ECLI:NL:RBDHA:2018:2308
Rechtbank Den Haag
- Eerste aanleg - enkelvoudig
- Rechtspraak.nl
Niet-ontvankelijkheid beroep inzake wijziging van arbeidstijdenmodaliteit na sluitingsdatum
In deze zaak heeft de Rechtbank Den Haag op 26 februari 2018 uitspraak gedaan in een geschil tussen een eiser, werkzaam bij de politie, en de korpschef van Politie. De eiser had een aanvraag ingediend voor wijziging van zijn arbeidstijdenmodaliteit, maar deze aanvraag werd door de korpschef niet in behandeling genomen, omdat deze te laat was ingediend. De eiser had eerder in mei 2016 twee verzoeken ingediend, maar de wijziging van de modaliteit was niet correct verwerkt in het systeem, wat leidde tot een nieuwe aanvraag in januari 2017. De rechtbank heeft vastgesteld dat de aanvraag niet tijdig was ingediend, aangezien de sluitingsdatum jaarlijks op 1 oktober ligt.

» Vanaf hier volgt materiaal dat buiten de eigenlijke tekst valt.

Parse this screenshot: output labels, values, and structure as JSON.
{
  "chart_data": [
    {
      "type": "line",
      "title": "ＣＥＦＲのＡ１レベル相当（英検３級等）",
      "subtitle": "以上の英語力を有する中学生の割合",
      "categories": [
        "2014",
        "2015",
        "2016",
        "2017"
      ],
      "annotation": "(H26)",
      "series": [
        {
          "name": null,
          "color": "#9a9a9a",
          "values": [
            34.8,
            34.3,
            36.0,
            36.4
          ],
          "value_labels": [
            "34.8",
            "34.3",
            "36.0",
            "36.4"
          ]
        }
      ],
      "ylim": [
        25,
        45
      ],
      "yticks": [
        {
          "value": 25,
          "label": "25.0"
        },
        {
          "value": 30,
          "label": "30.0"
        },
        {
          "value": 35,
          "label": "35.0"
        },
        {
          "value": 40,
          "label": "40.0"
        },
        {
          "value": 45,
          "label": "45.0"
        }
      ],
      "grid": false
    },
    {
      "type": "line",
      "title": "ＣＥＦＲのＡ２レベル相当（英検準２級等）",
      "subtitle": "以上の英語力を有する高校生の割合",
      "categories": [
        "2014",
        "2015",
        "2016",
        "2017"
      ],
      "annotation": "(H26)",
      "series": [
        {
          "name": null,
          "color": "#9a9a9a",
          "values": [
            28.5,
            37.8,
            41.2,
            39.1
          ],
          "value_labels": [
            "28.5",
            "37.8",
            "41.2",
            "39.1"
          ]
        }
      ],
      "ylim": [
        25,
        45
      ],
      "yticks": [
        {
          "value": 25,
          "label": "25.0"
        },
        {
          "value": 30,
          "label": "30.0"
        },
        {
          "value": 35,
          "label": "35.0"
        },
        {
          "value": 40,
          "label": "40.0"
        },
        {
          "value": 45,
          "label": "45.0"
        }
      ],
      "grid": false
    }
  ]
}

Hierdoor was er geen aanleiding om advies te vragen over de afwijzing van de aanvraag, conform artikel 12a van het Bestluit algemene rechtspositie politie (Barp).
Tijdens de zitting op 19 februari 2018 heeft de rechtbank geconstateerd dat de eiser geen procesbelang had bij de inhoudelijke beoordeling van zijn beroep, aangezien het jaar 2017 inmiddels voorbij was en er geen bewijs was dat hij meer uren had gewerkt dan waarvoor hij was bezoldigd. De rechtbank oordeelde dat de eiser kennelijk de urenvermindering over 2017 wilde terugdraaien, terwijl hij feitelijk de uren waarvoor hij vermindering had aangevraagd niet had gewerkt. Bovendien was de eiser een groot deel van het jaar 2017 afwezig wegens ziekte, wat het oordeel van de rechtbank versterkte dat er geen belang bestond bij een inhoudelijke beoordeling van de aanvraag.
De rechtbank heeft uiteindelijk het beroep van de eiser niet-ontvankelijk verklaard, omdat er geen procesbelang was. De uitspraak is openbaar gedaan en er is geen aanleiding voor een proceskostenveroordeling. Tegen deze uitspraak kan binnen zes weken hoger beroep worden ingesteld bij de Centrale Raad van Beroep.